Lapsi.al editors and co-owners Andi Bushati and Armand Shkullaku after meeting prosecutors at the Special Structure Against Corruption and Organized Crime, SPAK, who ordered them to hand over the controversial database. Photo: LSA

Freedom of speech experts say court order to seize the equipment of the Lapsi media outlet – which exposed the existence of a secret voters’ database – is just another attempt by Albania’s authorities to intimidate journalists.

Human rights and media freedom groups have sharply criticised a decision by a judge, Iliriana Olldashi, at Albania’s Special Court Against Corruption and Organised Crime, SPAK, to approve a prosecutorial request made last Sunday to seize any computer, mobile phone or other electronic equipment belonging to the online publication Lapsi.al.

Experts and rights organisations called it a blatant attempt to intimidate journalists in breach of their human rights and the principles of the European Court of Human Rights, ECHR.

Prosecutors launched an investigation after Lapsi.al revealed the existence of a massive database purportedly belonging to the ruling Socialist Party containing information on each voter, including background, voting history, family links or employment status.

Prosecutors ordered Lapsi.al to hand over the database but the editors refused, saying that could expose their source or sources.

“The intervention of the prosecutors and the court against Lapsi.al’s right to report on a matter of public interest is just another attempt by those in power to intimidate the media,” Flutura Kusari, a legal advisor at the European Centre for Press and Media Freedom, ECPMF, told BIRN.

“Instead of investigating the breach of privacy by the Socialist Party, they are attempting to intimidate journalists and their sources,” Kusari added, saying that the decision contravenes the standards of the ECHR.

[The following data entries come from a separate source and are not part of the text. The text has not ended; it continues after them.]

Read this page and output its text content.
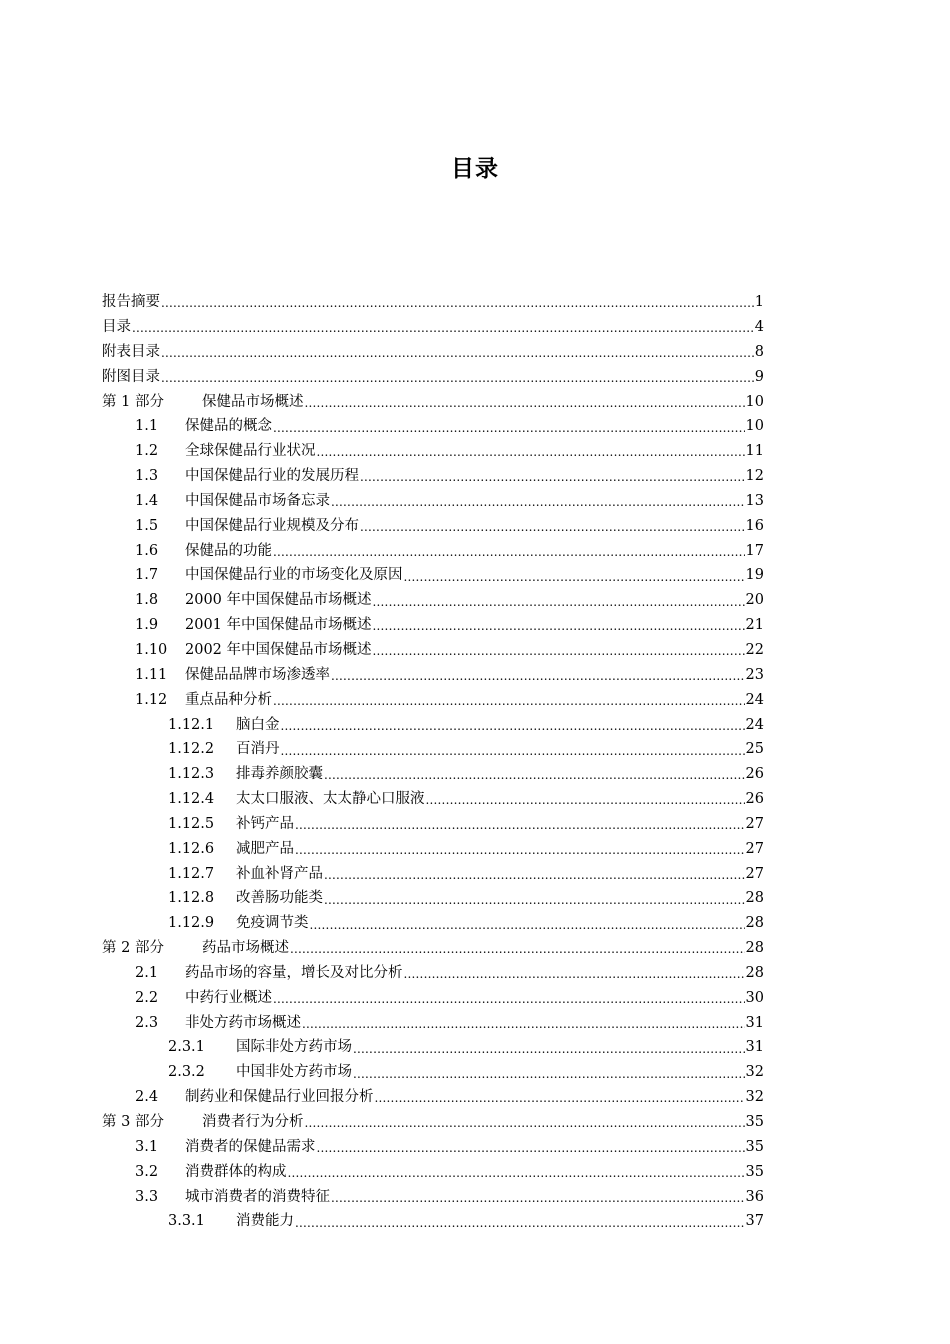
目录
报告摘要 .....	1
目录 .....	4
附表目录 .....	8
附图目录 .....	9
第 1 部分	保健品市场概述 .....	10
1.1	保健品的概念 .....	10
1.2	全球保健品行业状况 .....	11
1.3	中国保健品行业的发展历程 .....	12
1.4	中国保健品市场备忘录 .....	13
1.5	中国保健品行业规模及分布 .....	16
1.6	保健品的功能 .....	17
1.7	中国保健品行业的市场变化及原因 .....	19
1.8	2000 年中国保健品市场概述 .....	20
1.9	2001 年中国保健品市场概述 .....	21
1.10	2002 年中国保健品市场概述 .....	22
1.11	保健品品牌市场渗透率 .....	23
1.12	重点品种分析 .....	24
1.12.1	脑白金 .....	24
1.12.2	百消丹 .....	25
1.12.3	排毒养颜胶囊 .....	26
1.12.4	太太口服液、太太静心口服液 .....	26
1.12.5	补钙产品 .....	27
1.12.6	减肥产品 .....	27
1.12.7	补血补肾产品 .....	27
1.12.8	改善肠功能类 .....	28
1.12.9	免疫调节类 .....	28
第 2 部分	药品市场概述 .....	28
2.1	药品市场的容量，增长及对比分析 .....	28
2.2	中药行业概述 .....	30
2.3	非处方药市场概述 .....	31
2.3.1	国际非处方药市场 .....	31
2.3.2	中国非处方药市场 .....	32
2.4	制药业和保健品行业回报分析 .....	32
第 3 部分	消费者行为分析 .....	35
3.1	消费者的保健品需求 .....	35
3.2	消费群体的构成 .....	35
3.3	城市消费者的消费特征 .....	36
3.3.1	消费能力 .....	37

Dorjan Matlija, a human rights lawyer in Tirana, told BIRN that the court decision was based on flawed reasoning.

“The prosecutors have other possibilities to investigate the matter based on the accusations of the opposition Democratic Party against Prime Minister [Edi Rama] and other officials,” Matlija said.

He added that before approving such a request, the court should have considered the need to protect the sources, an obligation deriving from several decisions of the ECHR.

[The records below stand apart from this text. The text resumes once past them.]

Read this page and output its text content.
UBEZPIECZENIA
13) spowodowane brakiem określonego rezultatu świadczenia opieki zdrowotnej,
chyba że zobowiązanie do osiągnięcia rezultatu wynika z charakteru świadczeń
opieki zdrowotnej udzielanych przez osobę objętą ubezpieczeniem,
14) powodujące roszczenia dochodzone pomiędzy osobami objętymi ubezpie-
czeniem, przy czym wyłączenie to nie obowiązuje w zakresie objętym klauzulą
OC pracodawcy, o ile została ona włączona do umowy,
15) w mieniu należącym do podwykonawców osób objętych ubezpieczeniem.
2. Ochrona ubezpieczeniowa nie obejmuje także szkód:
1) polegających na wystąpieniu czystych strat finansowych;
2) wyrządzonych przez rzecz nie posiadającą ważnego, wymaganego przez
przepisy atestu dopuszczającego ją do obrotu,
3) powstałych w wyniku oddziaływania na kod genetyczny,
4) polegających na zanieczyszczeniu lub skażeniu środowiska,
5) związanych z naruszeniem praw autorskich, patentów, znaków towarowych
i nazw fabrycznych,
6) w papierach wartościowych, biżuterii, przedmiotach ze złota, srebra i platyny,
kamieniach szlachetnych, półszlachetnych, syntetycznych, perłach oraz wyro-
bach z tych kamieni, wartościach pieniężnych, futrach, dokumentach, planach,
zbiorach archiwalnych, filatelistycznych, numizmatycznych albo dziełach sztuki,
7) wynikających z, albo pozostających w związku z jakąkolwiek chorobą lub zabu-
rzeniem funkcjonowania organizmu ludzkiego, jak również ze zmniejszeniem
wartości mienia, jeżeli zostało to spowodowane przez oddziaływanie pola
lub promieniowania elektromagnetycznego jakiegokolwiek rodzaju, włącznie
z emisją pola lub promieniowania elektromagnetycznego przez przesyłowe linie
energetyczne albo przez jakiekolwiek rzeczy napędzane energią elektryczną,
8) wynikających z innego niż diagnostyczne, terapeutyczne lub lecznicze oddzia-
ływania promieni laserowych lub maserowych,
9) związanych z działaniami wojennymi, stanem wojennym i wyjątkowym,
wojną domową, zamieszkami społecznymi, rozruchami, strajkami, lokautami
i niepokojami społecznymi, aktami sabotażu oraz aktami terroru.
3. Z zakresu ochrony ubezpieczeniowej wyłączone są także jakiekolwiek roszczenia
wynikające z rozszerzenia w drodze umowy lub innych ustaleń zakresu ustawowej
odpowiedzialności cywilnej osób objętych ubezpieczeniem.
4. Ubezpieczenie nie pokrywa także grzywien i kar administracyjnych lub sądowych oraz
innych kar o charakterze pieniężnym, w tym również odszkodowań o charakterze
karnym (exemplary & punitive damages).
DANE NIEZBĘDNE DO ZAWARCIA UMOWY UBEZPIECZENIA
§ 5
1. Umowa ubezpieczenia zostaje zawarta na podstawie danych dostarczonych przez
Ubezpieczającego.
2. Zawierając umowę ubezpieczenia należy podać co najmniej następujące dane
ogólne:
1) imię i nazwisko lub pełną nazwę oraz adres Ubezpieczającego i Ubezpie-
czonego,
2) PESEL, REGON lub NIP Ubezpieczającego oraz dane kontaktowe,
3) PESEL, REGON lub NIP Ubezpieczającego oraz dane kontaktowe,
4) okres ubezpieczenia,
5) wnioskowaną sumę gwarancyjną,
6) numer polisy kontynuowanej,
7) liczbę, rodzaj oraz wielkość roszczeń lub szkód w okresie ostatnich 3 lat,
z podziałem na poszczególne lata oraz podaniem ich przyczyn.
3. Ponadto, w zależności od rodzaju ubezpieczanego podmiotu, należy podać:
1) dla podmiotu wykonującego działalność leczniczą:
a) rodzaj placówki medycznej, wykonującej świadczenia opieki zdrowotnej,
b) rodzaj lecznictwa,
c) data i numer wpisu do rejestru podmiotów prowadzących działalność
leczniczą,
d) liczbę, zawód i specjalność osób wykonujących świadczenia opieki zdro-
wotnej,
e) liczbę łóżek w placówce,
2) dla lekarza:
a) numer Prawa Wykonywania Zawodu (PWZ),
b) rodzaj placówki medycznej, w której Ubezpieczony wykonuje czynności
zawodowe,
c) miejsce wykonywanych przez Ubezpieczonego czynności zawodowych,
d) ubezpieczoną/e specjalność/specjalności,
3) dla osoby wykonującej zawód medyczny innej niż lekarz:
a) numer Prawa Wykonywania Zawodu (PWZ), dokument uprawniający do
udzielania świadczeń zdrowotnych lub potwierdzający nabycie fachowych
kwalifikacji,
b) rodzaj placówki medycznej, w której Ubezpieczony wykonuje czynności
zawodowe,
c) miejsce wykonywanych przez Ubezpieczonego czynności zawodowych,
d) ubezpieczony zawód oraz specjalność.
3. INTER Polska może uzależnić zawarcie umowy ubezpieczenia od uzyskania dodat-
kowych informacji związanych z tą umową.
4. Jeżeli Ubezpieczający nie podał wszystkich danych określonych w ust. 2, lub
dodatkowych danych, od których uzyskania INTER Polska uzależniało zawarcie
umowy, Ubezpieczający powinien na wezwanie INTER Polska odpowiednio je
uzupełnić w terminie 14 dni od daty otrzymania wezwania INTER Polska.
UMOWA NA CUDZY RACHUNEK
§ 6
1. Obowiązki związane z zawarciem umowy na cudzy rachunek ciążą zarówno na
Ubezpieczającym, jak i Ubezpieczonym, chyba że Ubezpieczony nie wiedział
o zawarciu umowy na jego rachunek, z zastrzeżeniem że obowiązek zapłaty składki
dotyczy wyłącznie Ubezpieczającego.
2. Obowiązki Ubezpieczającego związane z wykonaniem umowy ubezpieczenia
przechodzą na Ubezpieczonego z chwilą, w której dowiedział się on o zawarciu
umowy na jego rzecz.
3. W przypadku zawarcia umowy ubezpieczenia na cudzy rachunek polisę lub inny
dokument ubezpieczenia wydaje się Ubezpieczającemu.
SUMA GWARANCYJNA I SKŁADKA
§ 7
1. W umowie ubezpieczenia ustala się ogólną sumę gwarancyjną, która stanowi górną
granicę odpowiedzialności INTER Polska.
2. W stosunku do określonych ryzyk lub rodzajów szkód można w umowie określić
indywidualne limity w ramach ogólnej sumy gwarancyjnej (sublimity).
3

In the latest such decision, published this month, Sedletska vs Ukraine, the ECHR ruled that an order to expose a source may only be issued after all other ways to investigate a matter have been exhausted.

Matlija added that the judge’s unexpected order creates ground for further violations of media freedom and could expose more than one source of information. “The order practically could end up shutting down the media outlet [Lapsi] by seizing all its equipment,” he added.

Andi Bushati, co-owner of Lapsi, told BIRN that prosecutors had not yet acted on the court order, and that in the meantime he had appealed the decision.

He said the prosecutors seem more eager to identify their source than interview Socialist Party officials over the database. “They seem more concerned in finding out who betrayed the party and not who stole the personal data,” he said.

Kusari, from ECPMF, told BIRN that they were informing Albania’s international partners about this and related issues. “We hope that international pressure will help halt the pressure against the media,” she said.